We have plenty of time to come back here again. The castle is a lovely place to see a bit of Tudor history. If you are considering a visit to Pendennis Castle, I recommend it.

Car parking is simple, and the disabled can park close to the castle to avoid walking too far. Be aware that the site has got a quite steep slope, and some of the exhibitions have stairs to climb if you want to view everything.

There are numerous buildings with exhibitions of life for the group’s who once guarded the site, and manned the guns. The grounds have plenty of space for picnics, and dogs are permitted. Children can have a good run around as well as pretending to be back in ancient times exploring the castle, and looking at the cannons.

A dry day

Quite a change today to wake to a dry day. The sky was completely blue, and the sun was shining. Of course it is January so it is cold.

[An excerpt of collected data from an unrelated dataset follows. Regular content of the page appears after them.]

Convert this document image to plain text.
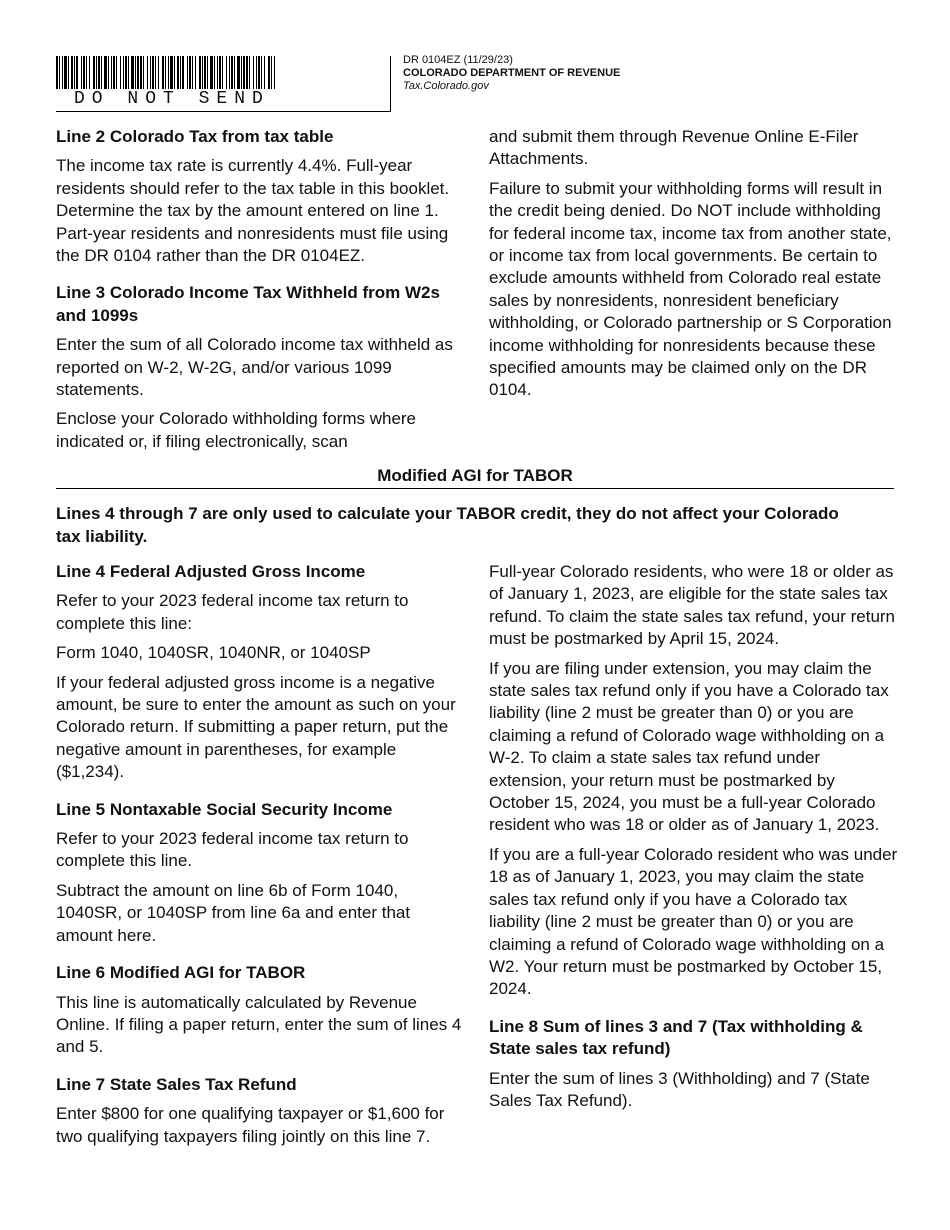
DO NOT SEND
DR 0104EZ (11/29/23)
COLORADO DEPARTMENT OF REVENUE
Tax.Colorado.gov
Line 2 Colorado Tax from tax table

The income tax rate is currently 4.4%. Full-year residents should refer to the tax table in this booklet. Determine the tax by the amount entered on line 1. Part-year residents and nonresidents must file using the DR 0104 rather than the DR 0104EZ.

Line 3 Colorado Income Tax Withheld from W2s and 1099s

Enter the sum of all Colorado income tax withheld as reported on W-2, W-2G, and/or various 1099 statements.

Enclose your Colorado withholding forms where indicated or, if filing electronically, scan

and submit them through Revenue Online E-Filer Attachments.

Failure to submit your withholding forms will result in the credit being denied. Do NOT include withholding for federal income tax, income tax from another state, or income tax from local governments. Be certain to exclude amounts withheld from Colorado real estate sales by nonresidents, nonresident beneficiary withholding, or Colorado partnership or S Corporation income withholding for nonresidents because these specified amounts may be claimed only on the DR 0104.

Modified AGI for TABOR
Lines 4 through 7 are only used to calculate your TABOR credit, they do not affect your Colorado tax liability.
Line 4 Federal Adjusted Gross Income

Refer to your 2023 federal income tax return to complete this line:

Form 1040, 1040SR, 1040NR, or 1040SP

If your federal adjusted gross income is a negative amount, be sure to enter the amount as such on your Colorado return. If submitting a paper return, put the negative amount in parentheses, for example ($1,234).

Line 5 Nontaxable Social Security Income

Refer to your 2023 federal income tax return to complete this line.

Subtract the amount on line 6b of Form 1040, 1040SR, or 1040SP from line 6a and enter that amount here.

Line 6 Modified AGI for TABOR

This line is automatically calculated by Revenue Online. If filing a paper return, enter the sum of lines 4 and 5.

Line 7 State Sales Tax Refund

Enter $800 for one qualifying taxpayer or $1,600 for two qualifying taxpayers filing jointly on this line 7.

Full-year Colorado residents, who were 18 or older as of January 1, 2023, are eligible for the state sales tax refund. To claim the state sales tax refund, your return must be postmarked by April 15, 2024.

If you are filing under extension, you may claim the state sales tax refund only if you have a Colorado tax liability (line 2 must be greater than 0) or you are claiming a refund of Colorado wage withholding on a W-2. To claim a state sales tax refund under extension, your return must be postmarked by October 15, 2024, you must be a full-year Colorado resident who was 18 or older as of January 1, 2023.

If you are a full-year Colorado resident who was under 18 as of January 1, 2023, you may claim the state sales tax refund only if you have a Colorado tax liability (line 2 must be greater than 0) or you are claiming a refund of Colorado wage withholding on a W2. Your return must be postmarked by October 15, 2024.

Line 8 Sum of lines 3 and 7 (Tax withholding & State sales tax refund)

Enter the sum of lines 3 (Withholding) and 7 (State Sales Tax Refund).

Deb and I had coffee with the other guests in the lounge, and then we went for a walk on our usual route around Tregony.

On our stroll we saw snowdrops, which were not a shock, but also lots of daffodils. Cornwall is slightly warmer than the rest of Britain, so these golden yellow flowers are a treat.

The walk did me good after almost a week of rain and wind. My legs need regular exercise, or the knee aches. My troubles seem to be changing over the last few days, and I am now getting almost constant cramp in my legs.

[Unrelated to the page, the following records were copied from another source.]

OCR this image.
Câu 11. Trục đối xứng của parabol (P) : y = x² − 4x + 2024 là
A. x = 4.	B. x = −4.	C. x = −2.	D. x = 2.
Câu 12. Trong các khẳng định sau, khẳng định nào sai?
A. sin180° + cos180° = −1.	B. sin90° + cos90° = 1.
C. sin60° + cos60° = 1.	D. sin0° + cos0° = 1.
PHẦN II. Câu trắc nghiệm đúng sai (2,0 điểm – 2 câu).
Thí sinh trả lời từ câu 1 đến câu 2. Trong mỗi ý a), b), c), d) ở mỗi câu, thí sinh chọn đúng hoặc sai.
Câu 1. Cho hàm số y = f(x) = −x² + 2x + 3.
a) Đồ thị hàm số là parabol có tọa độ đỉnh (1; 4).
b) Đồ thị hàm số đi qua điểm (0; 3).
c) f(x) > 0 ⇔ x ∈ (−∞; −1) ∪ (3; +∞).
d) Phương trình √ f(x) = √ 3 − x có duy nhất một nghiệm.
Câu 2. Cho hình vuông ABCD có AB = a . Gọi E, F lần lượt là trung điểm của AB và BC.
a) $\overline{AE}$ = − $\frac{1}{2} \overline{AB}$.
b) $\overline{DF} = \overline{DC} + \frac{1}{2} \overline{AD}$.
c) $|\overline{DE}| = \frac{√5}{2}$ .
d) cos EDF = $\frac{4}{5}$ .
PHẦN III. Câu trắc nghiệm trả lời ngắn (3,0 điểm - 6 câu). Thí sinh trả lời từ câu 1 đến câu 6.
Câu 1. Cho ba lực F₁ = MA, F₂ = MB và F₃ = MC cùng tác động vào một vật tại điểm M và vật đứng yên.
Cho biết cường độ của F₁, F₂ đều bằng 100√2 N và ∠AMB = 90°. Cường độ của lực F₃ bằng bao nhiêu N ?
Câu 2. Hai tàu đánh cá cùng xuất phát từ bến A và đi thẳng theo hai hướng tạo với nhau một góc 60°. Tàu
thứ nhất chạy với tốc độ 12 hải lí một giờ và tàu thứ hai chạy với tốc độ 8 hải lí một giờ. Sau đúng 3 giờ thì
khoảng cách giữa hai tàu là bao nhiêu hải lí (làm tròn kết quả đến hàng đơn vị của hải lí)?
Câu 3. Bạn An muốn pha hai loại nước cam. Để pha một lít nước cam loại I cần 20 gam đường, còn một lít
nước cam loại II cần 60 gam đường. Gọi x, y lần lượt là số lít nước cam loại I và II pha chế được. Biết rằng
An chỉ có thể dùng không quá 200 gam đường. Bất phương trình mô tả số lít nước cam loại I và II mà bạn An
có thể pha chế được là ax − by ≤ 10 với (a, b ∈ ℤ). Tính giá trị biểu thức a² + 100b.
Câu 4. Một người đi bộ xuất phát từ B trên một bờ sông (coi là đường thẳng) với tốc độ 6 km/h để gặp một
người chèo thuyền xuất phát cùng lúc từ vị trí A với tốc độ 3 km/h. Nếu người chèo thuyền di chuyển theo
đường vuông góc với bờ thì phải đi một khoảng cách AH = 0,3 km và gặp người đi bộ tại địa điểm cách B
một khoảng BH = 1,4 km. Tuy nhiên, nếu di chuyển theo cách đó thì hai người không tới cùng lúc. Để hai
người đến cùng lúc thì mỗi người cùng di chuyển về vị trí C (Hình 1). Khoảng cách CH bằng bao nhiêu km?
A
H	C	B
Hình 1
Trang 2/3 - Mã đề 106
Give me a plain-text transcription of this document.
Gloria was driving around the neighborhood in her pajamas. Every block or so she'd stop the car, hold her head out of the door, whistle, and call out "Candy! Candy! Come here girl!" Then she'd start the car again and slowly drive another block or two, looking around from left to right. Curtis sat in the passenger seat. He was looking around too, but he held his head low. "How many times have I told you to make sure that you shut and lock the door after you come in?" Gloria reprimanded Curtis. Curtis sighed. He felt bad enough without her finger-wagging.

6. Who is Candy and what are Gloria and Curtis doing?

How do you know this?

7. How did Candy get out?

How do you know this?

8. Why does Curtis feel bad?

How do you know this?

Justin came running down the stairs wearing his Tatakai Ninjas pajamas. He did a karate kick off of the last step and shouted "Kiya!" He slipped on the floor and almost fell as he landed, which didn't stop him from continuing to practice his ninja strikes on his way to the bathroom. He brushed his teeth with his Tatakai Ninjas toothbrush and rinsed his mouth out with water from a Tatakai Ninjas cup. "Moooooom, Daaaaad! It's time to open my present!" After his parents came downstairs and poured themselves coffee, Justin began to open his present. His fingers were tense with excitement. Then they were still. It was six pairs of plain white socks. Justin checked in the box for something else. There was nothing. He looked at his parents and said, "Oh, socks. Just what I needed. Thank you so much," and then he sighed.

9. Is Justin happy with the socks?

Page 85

I am seeing the doctor on Wednesday when I hope to have a painkilling injection in my dodgy knee, and I will be mentioning the cramps.

The week ahead also has a date with our hairdresser on Tuesday, Wednesday it’s me at the doctor’s, and then I go to the dentist on Thursday for the hygienist to do her worst. Oh, and there is the choir on Wednesday evening.

I think we had better have a drink of wine this evening to prepare me for the busy week.

Singing Again

Last night (Wednesday) I joined the local choir. I have wanted to get back into singing for a long time, and finally I went along to the church hall, and the Roseland Choir.

It was all a bit confusing. The choir has been going for many years, and the majority of the people knew the songs. I might have recognised the songs, but the ‘lower’ voice range singers have their own parts, and hence total confusion.

Eventually I got into the swing of it, and listened carefully to what was going on around me, and sang quietly what appeared to be the corrects notes.

I learnt afterwards, that I was probably not sitting close to the ideal singer, and hence hearing some unusual sounds.

I will choose carefully next week.

There was a good range of songs including quite modern stuff (for me anyway) from Take That, Elbow, and Cold Play, as well as ELO and the Beatles.

Next week I will be receiving my pack with all the songs in it, and then I can begin to get used to what I should be singing. There are a few songs where the men sing the melody rather than harmony, and I am looking forward to those.